Cosmo’s está abierto las 24 horas. La decoración tiene unos cuantos años; el piso es de baldosas grises y los bancos de sky, de los que hacen pedorretas cada vez que te acomodas en tu asiento. Las paredes son rosas, y están decoradas con pequeños espejos colocados en forma de rombo. La barra es para los que comen solos o de prisa, y los taburetes están pegados al suelo y no dan vueltas. Nuestra mesa está entrando a la izquierda, al fondo del todo, y allí nos sentamos tres amigas el jueves de madrugada.

Isadore es griego y nuestro camarero. Se está quedando calvo, lleva muchos años en Nueva York y le gusta jugar al Trivial. Abre los brazos en saludo cuando nos ve llegar, y nos reprocha que no hayamos vuelto en casi una semana. Me dice Spanish Baby y nos acompaña a la mesa. Pregunta por el resto del grupo, y luego que si acertamos la capital de Libia nos invita al café. Por Trípoli que no pagamos la bebida.

Isadore nos trajo tres vasos con agua y hielo, pero no se molestó en preguntar lo que íbamos a comer. A mi me trajo los huevos revueltos con bacon y patatas fritas con tostada y mermelada, a Mary su tortilla de queso, patata asada con mantequilla y salchichas. Y a Alison, la m’as normal, le contentó con un cuenco gigante de ensalada y pollo.

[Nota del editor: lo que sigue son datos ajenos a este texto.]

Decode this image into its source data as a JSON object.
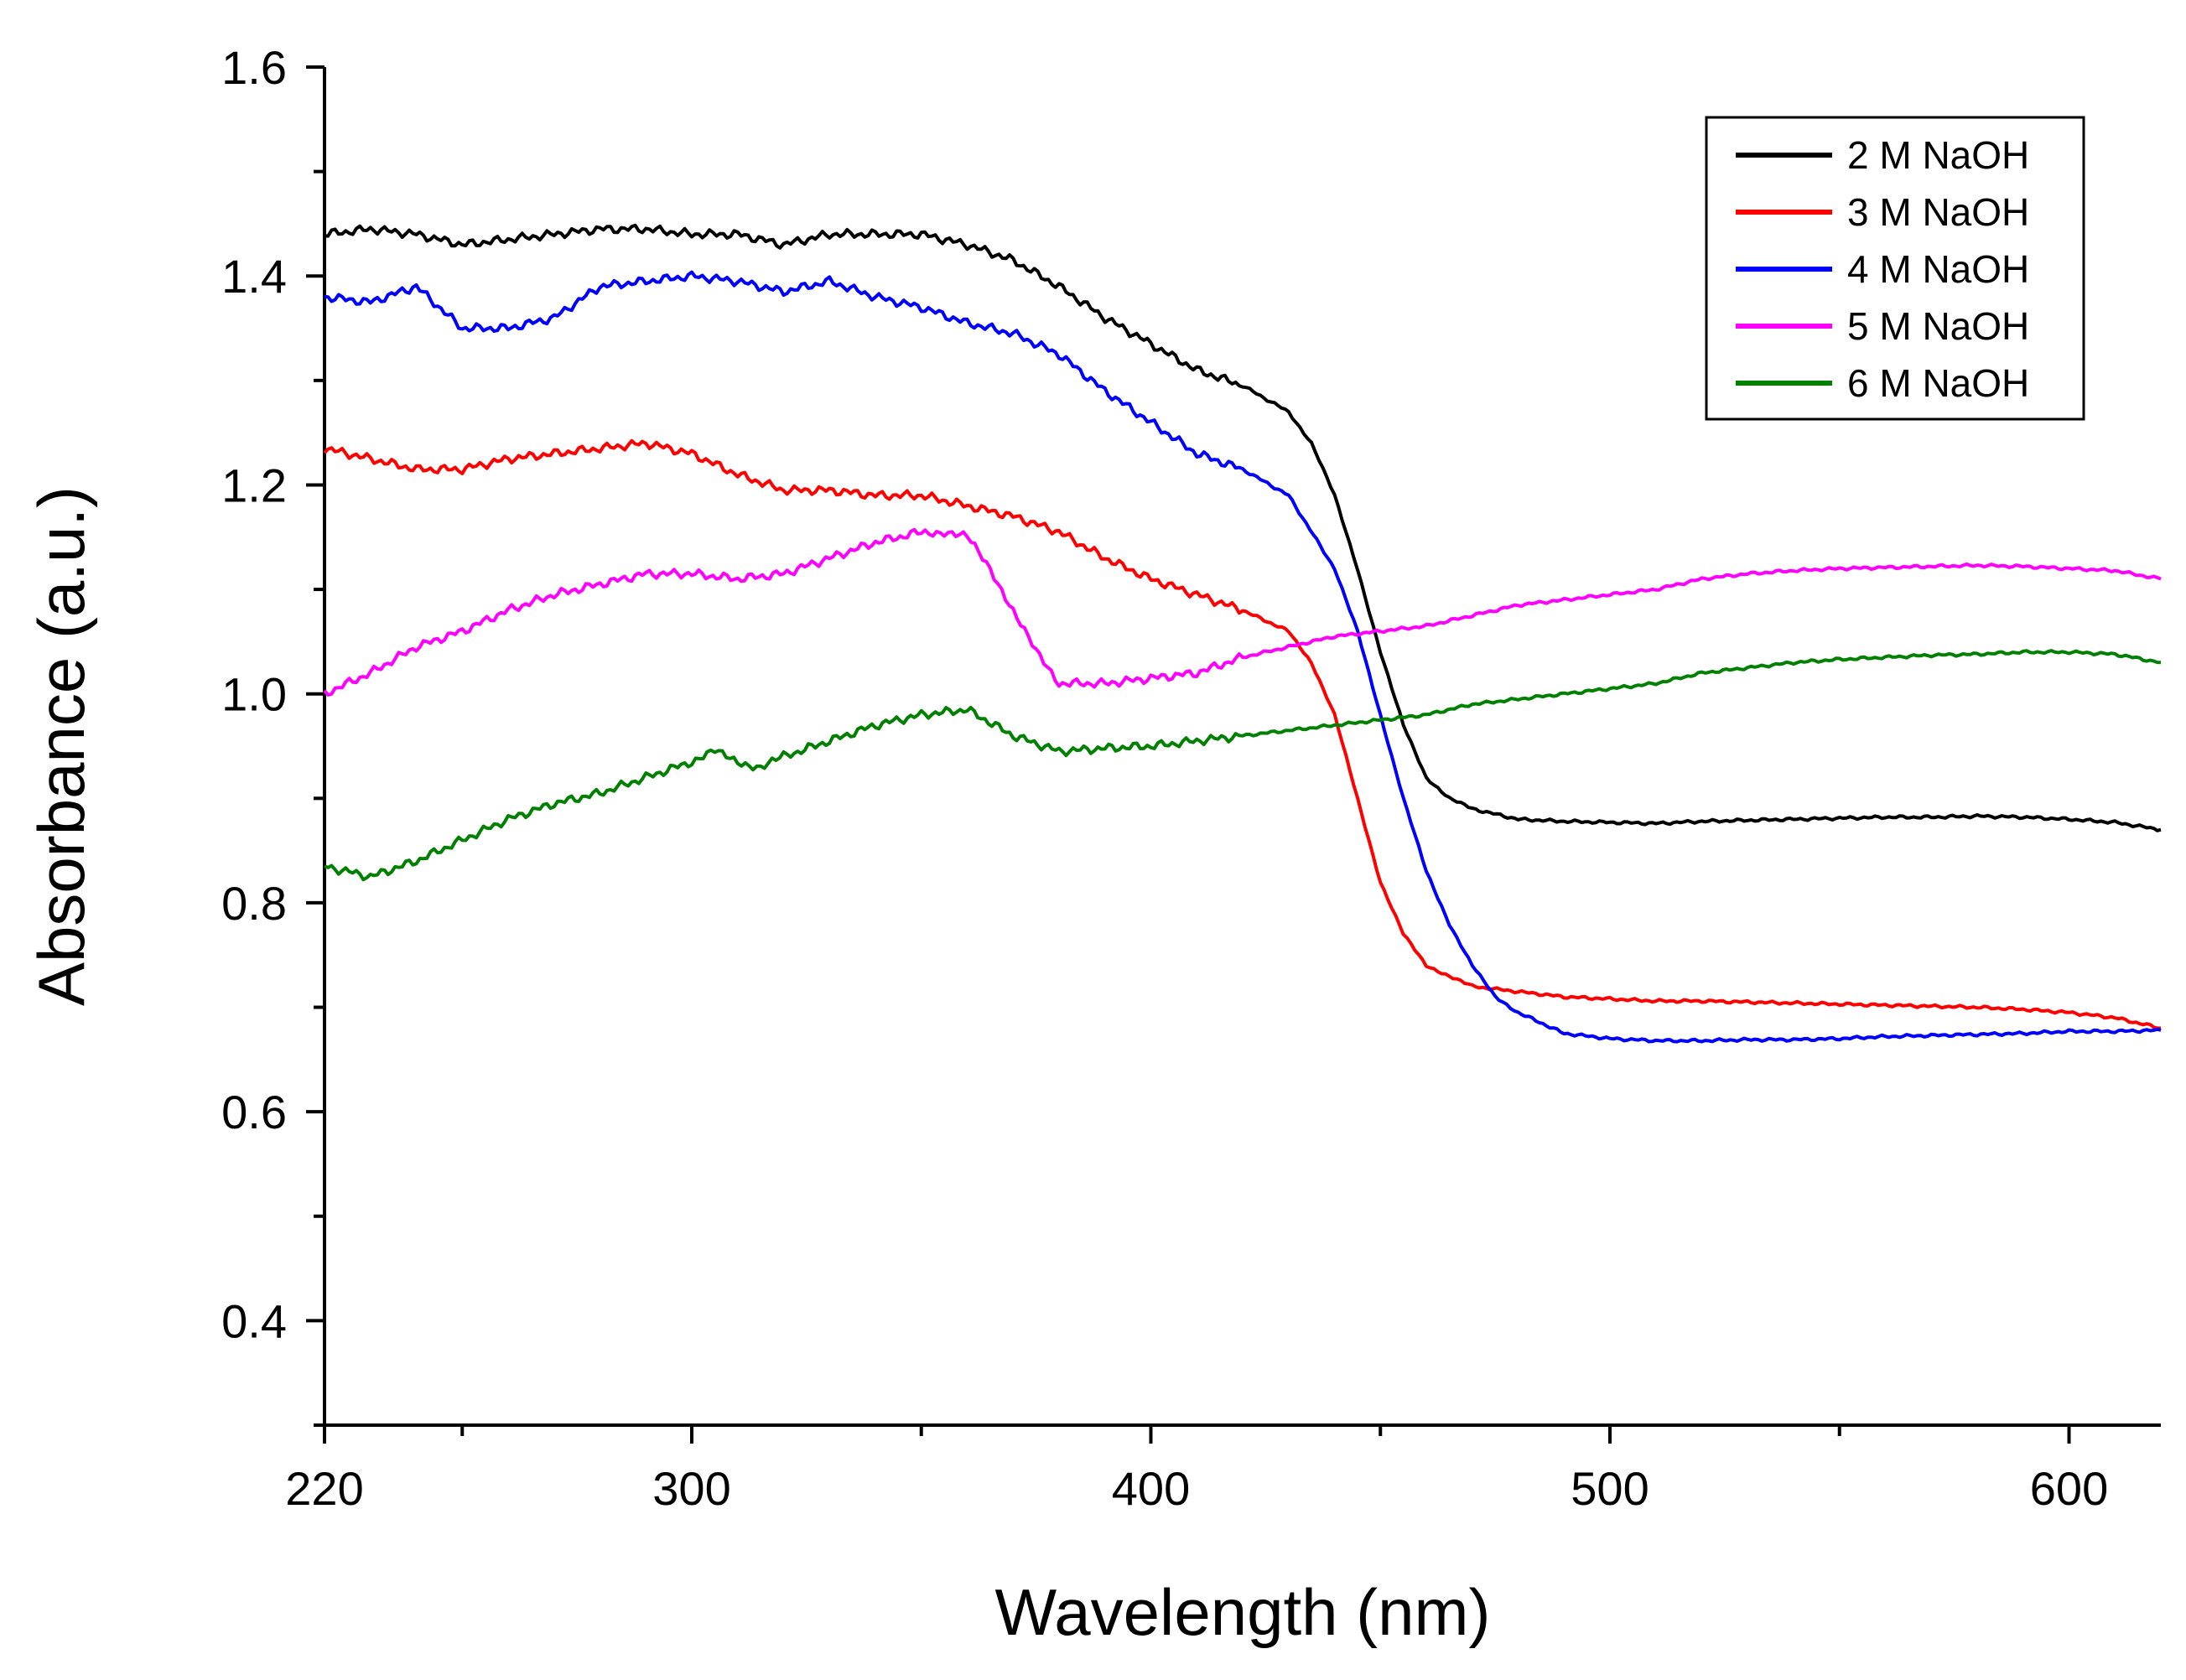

En estos mundos el café se toma durante la comida, no después, y cuando la taza se queda vacía te la vuelven a llenar. Mary quiso nata en su café, e Isadore llegó a la mesa con la lata-spray amenazando. Coronó su café de blanco, y luego le dijo, “Abre la boca.” No, no, jajaja, qué haces, nooo jajaja, y le pintó una barba y un bigote dulce con el que nos moríamos de risa.

El otro sitio al que llegamos como al comedor de nuestra casa es el East Side Café. Este está decorado en tonos amarillos y el sky de los bancos es verde oscuro. En la barra está Jaime, latino y viejo, que se acerca y nos entrega los menús por costumbre, no porque los vayamos a abrir. “Güer ar de oders?” ¿Donde están los demás? Pregunta con su acento de extranjero acomodado. Y es que el viernes fuimos allí a almorzar, y otra vez, coincidimos las mismas tres de la madrugada anterior.

A Jaime le llamamos Hooka entre nosotros, por una broma de hace mucho tiempo que ya nadie recuerda, pero con el nombre se ha quedado. A East Side nos gusta ir a partir de las 12 del medio día, cuando entra él a trabajar. Aquí pedimos diferente pero, también, cada uno siempre lo mismo. En East Side me gusta la Hamburger Deluxe, que viene con ensalada y las patatas de la casa. Hooka nos trae el café y nos distraemos mirando a la calle. Nuestra mesa está pegada al ventanal y vemos a la gente pasar. En breve sonará la tontería del día que desencadenará las risas del resto del fin de semana. Seguro.